New insights into the structural role of EMILINs within the human skin microenvironment.

Supramolecular extracellular matrix (ECM) networks play an essential role in skin architecture and function. Elastin microfibril interface-located proteins (EMILINs) comprise a family of three extracellular glycoproteins that serve as essential structural components of the elastin/fibrillin microfibril network, and exert crucial functions in cellular signaling. Little is known about the structural nature of EMILIN networks in skin. We therefore investigated the spatiotemporal localization of EMILIN-1, -2, -3 in human skin induced by aging, UV-exposure, fibrosis, and connective tissue disorder. Confocal immunofluorescence and immunogold electron microscopy analysis identified all EMILINs as components of elastic fibers and elastin-free oxytalan fibers inserted into the basement membrane (BM). Further, our ultrastructural analysis demonstrates cellular contacts of dermally localized EMILIN-1 positive fibers across the BM with the surface of basal keratinocytes.
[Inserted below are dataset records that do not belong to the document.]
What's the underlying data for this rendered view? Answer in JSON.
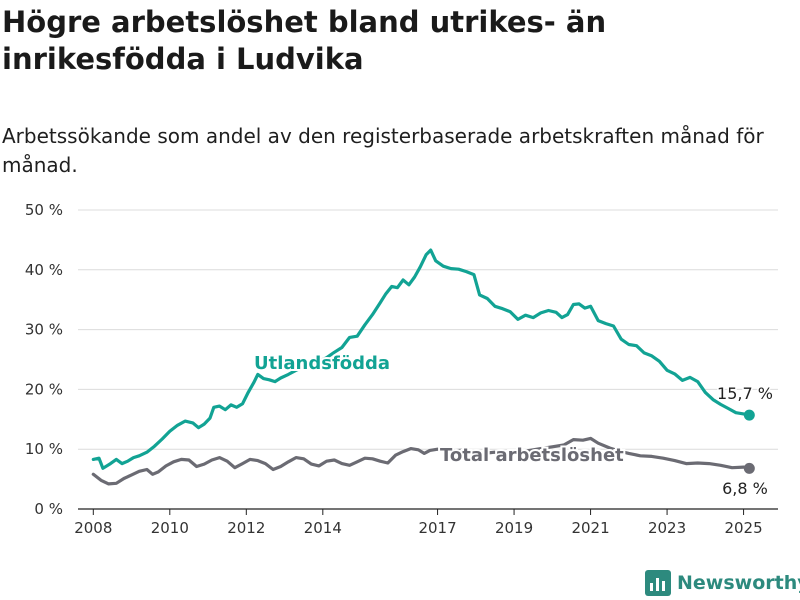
{
  "title": "Högre arbetslöshet bland utrikes- än inrikesfödda i Ludvika",
  "subtitle": "Arbetssökande som andel av den registerbaserade arbetskraften månad för månad.",
  "brand": "Newsworthy",
  "chart_data": {
    "type": "line",
    "title": "Högre arbetslöshet bland utrikes- än inrikesfödda i Ludvika",
    "subtitle": "Arbetssökande som andel av den registerbaserade arbetskraften månad för månad.",
    "xlabel": "",
    "ylabel": "",
    "xlim": [
      2007.6,
      2025.9
    ],
    "ylim": [
      0,
      50
    ],
    "x_ticks": [
      2008,
      2010,
      2012,
      2014,
      2017,
      2019,
      2021,
      2023,
      2025
    ],
    "x_tick_labels": [
      "2008",
      "2010",
      "2012",
      "2014",
      "2017",
      "2019",
      "2021",
      "2023",
      "2025"
    ],
    "y_ticks": [
      0,
      10,
      20,
      30,
      40,
      50
    ],
    "y_tick_labels": [
      "0 %",
      "10 %",
      "20 %",
      "30 %",
      "40 %",
      "50 %"
    ],
    "grid": true,
    "series": [
      {
        "name": "Utlandsfödda",
        "color": "#12a394",
        "end_label": "15,7 %",
        "points": [
          [
            2008.0,
            8.3
          ],
          [
            2008.15,
            8.5
          ],
          [
            2008.25,
            6.8
          ],
          [
            2008.45,
            7.6
          ],
          [
            2008.6,
            8.3
          ],
          [
            2008.75,
            7.6
          ],
          [
            2008.9,
            8.0
          ],
          [
            2009.05,
            8.6
          ],
          [
            2009.2,
            8.9
          ],
          [
            2009.4,
            9.5
          ],
          [
            2009.6,
            10.5
          ],
          [
            2009.8,
            11.7
          ],
          [
            2010.0,
            13.0
          ],
          [
            2010.2,
            14.0
          ],
          [
            2010.4,
            14.7
          ],
          [
            2010.6,
            14.4
          ],
          [
            2010.75,
            13.6
          ],
          [
            2010.9,
            14.2
          ],
          [
            2011.05,
            15.2
          ],
          [
            2011.15,
            17.0
          ],
          [
            2011.3,
            17.2
          ],
          [
            2011.45,
            16.6
          ],
          [
            2011.6,
            17.4
          ],
          [
            2011.75,
            17.0
          ],
          [
            2011.9,
            17.6
          ],
          [
            2012.05,
            19.5
          ],
          [
            2012.2,
            21.2
          ],
          [
            2012.3,
            22.5
          ],
          [
            2012.45,
            21.8
          ],
          [
            2012.6,
            21.6
          ],
          [
            2012.75,
            21.3
          ],
          [
            2012.9,
            21.9
          ],
          [
            2013.1,
            22.5
          ],
          [
            2013.3,
            23.2
          ],
          [
            2013.5,
            23.7
          ],
          [
            2013.7,
            24.2
          ],
          [
            2013.9,
            24.7
          ],
          [
            2014.1,
            25.3
          ],
          [
            2014.3,
            26.2
          ],
          [
            2014.5,
            27.0
          ],
          [
            2014.7,
            28.7
          ],
          [
            2014.9,
            28.9
          ],
          [
            2015.1,
            30.8
          ],
          [
            2015.3,
            32.5
          ],
          [
            2015.5,
            34.5
          ],
          [
            2015.65,
            36.0
          ],
          [
            2015.8,
            37.2
          ],
          [
            2015.95,
            37.0
          ],
          [
            2016.1,
            38.3
          ],
          [
            2016.25,
            37.5
          ],
          [
            2016.4,
            38.8
          ],
          [
            2016.55,
            40.5
          ],
          [
            2016.7,
            42.5
          ],
          [
            2016.82,
            43.3
          ],
          [
            2016.95,
            41.5
          ],
          [
            2017.15,
            40.6
          ],
          [
            2017.35,
            40.2
          ],
          [
            2017.55,
            40.1
          ],
          [
            2017.75,
            39.7
          ],
          [
            2017.95,
            39.2
          ],
          [
            2018.1,
            35.8
          ],
          [
            2018.3,
            35.2
          ],
          [
            2018.5,
            33.9
          ],
          [
            2018.7,
            33.5
          ],
          [
            2018.9,
            33.0
          ],
          [
            2019.1,
            31.7
          ],
          [
            2019.3,
            32.4
          ],
          [
            2019.5,
            32.0
          ],
          [
            2019.7,
            32.8
          ],
          [
            2019.9,
            33.2
          ],
          [
            2020.1,
            32.9
          ],
          [
            2020.25,
            32.0
          ],
          [
            2020.4,
            32.5
          ],
          [
            2020.55,
            34.2
          ],
          [
            2020.7,
            34.3
          ],
          [
            2020.85,
            33.6
          ],
          [
            2021.0,
            33.9
          ],
          [
            2021.2,
            31.5
          ],
          [
            2021.4,
            31.0
          ],
          [
            2021.6,
            30.6
          ],
          [
            2021.8,
            28.4
          ],
          [
            2022.0,
            27.5
          ],
          [
            2022.2,
            27.3
          ],
          [
            2022.4,
            26.1
          ],
          [
            2022.6,
            25.6
          ],
          [
            2022.8,
            24.7
          ],
          [
            2023.0,
            23.2
          ],
          [
            2023.2,
            22.6
          ],
          [
            2023.4,
            21.5
          ],
          [
            2023.6,
            22.0
          ],
          [
            2023.8,
            21.3
          ],
          [
            2024.0,
            19.5
          ],
          [
            2024.2,
            18.3
          ],
          [
            2024.4,
            17.5
          ],
          [
            2024.6,
            16.8
          ],
          [
            2024.8,
            16.1
          ],
          [
            2025.0,
            15.9
          ],
          [
            2025.15,
            15.7
          ]
        ]
      },
      {
        "name": "Total arbetslöshet",
        "color": "#6b6b73",
        "end_label": "6,8 %",
        "points": [
          [
            2008.0,
            5.8
          ],
          [
            2008.2,
            4.8
          ],
          [
            2008.4,
            4.2
          ],
          [
            2008.6,
            4.3
          ],
          [
            2008.8,
            5.1
          ],
          [
            2009.0,
            5.7
          ],
          [
            2009.2,
            6.3
          ],
          [
            2009.4,
            6.6
          ],
          [
            2009.55,
            5.8
          ],
          [
            2009.7,
            6.2
          ],
          [
            2009.9,
            7.2
          ],
          [
            2010.1,
            7.9
          ],
          [
            2010.3,
            8.3
          ],
          [
            2010.5,
            8.2
          ],
          [
            2010.7,
            7.1
          ],
          [
            2010.9,
            7.5
          ],
          [
            2011.1,
            8.2
          ],
          [
            2011.3,
            8.6
          ],
          [
            2011.5,
            8.0
          ],
          [
            2011.7,
            6.9
          ],
          [
            2011.9,
            7.6
          ],
          [
            2012.1,
            8.3
          ],
          [
            2012.3,
            8.1
          ],
          [
            2012.5,
            7.6
          ],
          [
            2012.7,
            6.6
          ],
          [
            2012.9,
            7.1
          ],
          [
            2013.1,
            7.9
          ],
          [
            2013.3,
            8.6
          ],
          [
            2013.5,
            8.4
          ],
          [
            2013.7,
            7.5
          ],
          [
            2013.9,
            7.2
          ],
          [
            2014.1,
            8.0
          ],
          [
            2014.3,
            8.2
          ],
          [
            2014.5,
            7.6
          ],
          [
            2014.7,
            7.3
          ],
          [
            2014.9,
            7.9
          ],
          [
            2015.1,
            8.5
          ],
          [
            2015.3,
            8.4
          ],
          [
            2015.5,
            8.0
          ],
          [
            2015.7,
            7.7
          ],
          [
            2015.9,
            9.0
          ],
          [
            2016.1,
            9.6
          ],
          [
            2016.3,
            10.1
          ],
          [
            2016.5,
            9.9
          ],
          [
            2016.65,
            9.3
          ],
          [
            2016.8,
            9.8
          ],
          [
            2017.0,
            10.0
          ],
          [
            2017.3,
            9.7
          ],
          [
            2017.6,
            9.8
          ],
          [
            2017.9,
            9.6
          ],
          [
            2018.2,
            9.3
          ],
          [
            2018.5,
            9.5
          ],
          [
            2018.8,
            9.3
          ],
          [
            2019.1,
            9.5
          ],
          [
            2019.4,
            9.8
          ],
          [
            2019.7,
            10.1
          ],
          [
            2020.0,
            10.4
          ],
          [
            2020.3,
            10.7
          ],
          [
            2020.55,
            11.6
          ],
          [
            2020.8,
            11.5
          ],
          [
            2021.0,
            11.8
          ],
          [
            2021.2,
            11.0
          ],
          [
            2021.5,
            10.2
          ],
          [
            2021.8,
            9.6
          ],
          [
            2022.0,
            9.3
          ],
          [
            2022.3,
            8.9
          ],
          [
            2022.6,
            8.8
          ],
          [
            2022.9,
            8.5
          ],
          [
            2023.2,
            8.1
          ],
          [
            2023.5,
            7.6
          ],
          [
            2023.8,
            7.7
          ],
          [
            2024.1,
            7.6
          ],
          [
            2024.4,
            7.3
          ],
          [
            2024.7,
            6.9
          ],
          [
            2025.0,
            7.0
          ],
          [
            2025.15,
            6.8
          ]
        ]
      }
    ],
    "annotations": [
      {
        "text": "Utlandsfödda",
        "series": "Utlandsfödda"
      },
      {
        "text": "Total arbetslöshet",
        "series": "Total arbetslöshet"
      }
    ]
  }
}
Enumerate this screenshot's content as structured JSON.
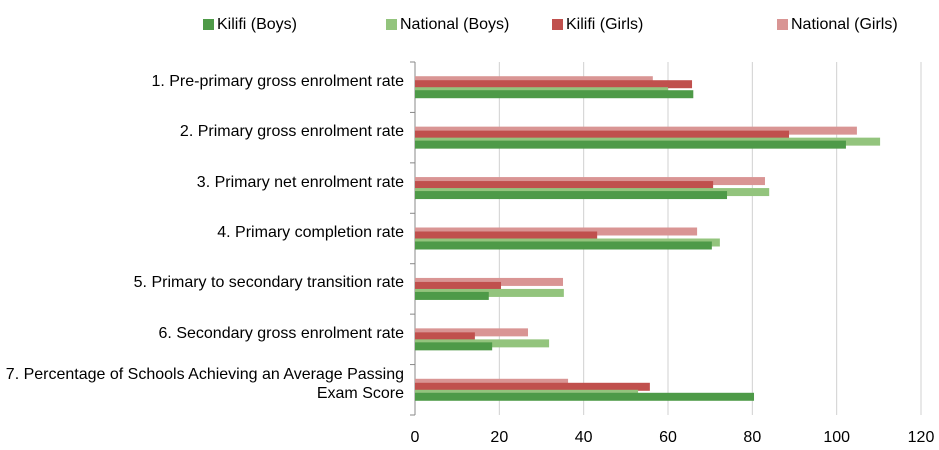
{
  "chart_data": {
    "type": "bar",
    "orientation": "horizontal",
    "categories": [
      "1. Pre-primary gross enrolment rate",
      "2. Primary gross enrolment rate",
      "3. Primary net enrolment rate",
      "4. Primary completion rate",
      "5. Primary to secondary transition rate",
      "6. Secondary gross enrolment rate",
      "7. Percentage of Schools Achieving an Average Passing Exam Score"
    ],
    "series": [
      {
        "name": "Kilifi (Boys)",
        "color": "#4e9a48",
        "values": [
          66,
          102.2,
          74,
          70.4,
          17.5,
          18.3,
          80.4
        ]
      },
      {
        "name": "National (Boys)",
        "color": "#93c47d",
        "values": [
          60,
          110.3,
          84,
          72.3,
          35.3,
          31.8,
          52.9
        ]
      },
      {
        "name": "Kilifi (Girls)",
        "color": "#c0504d",
        "values": [
          65.7,
          88.7,
          70.7,
          43.2,
          20.4,
          14.2,
          55.7
        ]
      },
      {
        "name": "National (Girls)",
        "color": "#d99594",
        "values": [
          56.4,
          104.8,
          83,
          66.9,
          35.1,
          26.8,
          36.3
        ]
      }
    ],
    "xlim": [
      0,
      120
    ],
    "xticks": [
      0,
      20,
      40,
      60,
      80,
      100,
      120
    ],
    "grid": true,
    "legend": "top"
  }
}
Analysis of skin biopsies and fibroblast cultures from fibrillin-1 deficient Marfan patients revealed that EMILINs require intact fibrillin-1 as deposition scaffold. In patients with scleroderma and the bleomycin-induced murine fibrosis model EMILIN-2 was upregulated. EMILIN-3 localizes to the tips of candelabra-like oxytalan fibers, and to specialized BMs engulfing hair follicles and sebaceous glands. Our data identify EMILINs as important markers to monitor rearrangements of the dermal ECM architecture induced by aging and pathological conditions.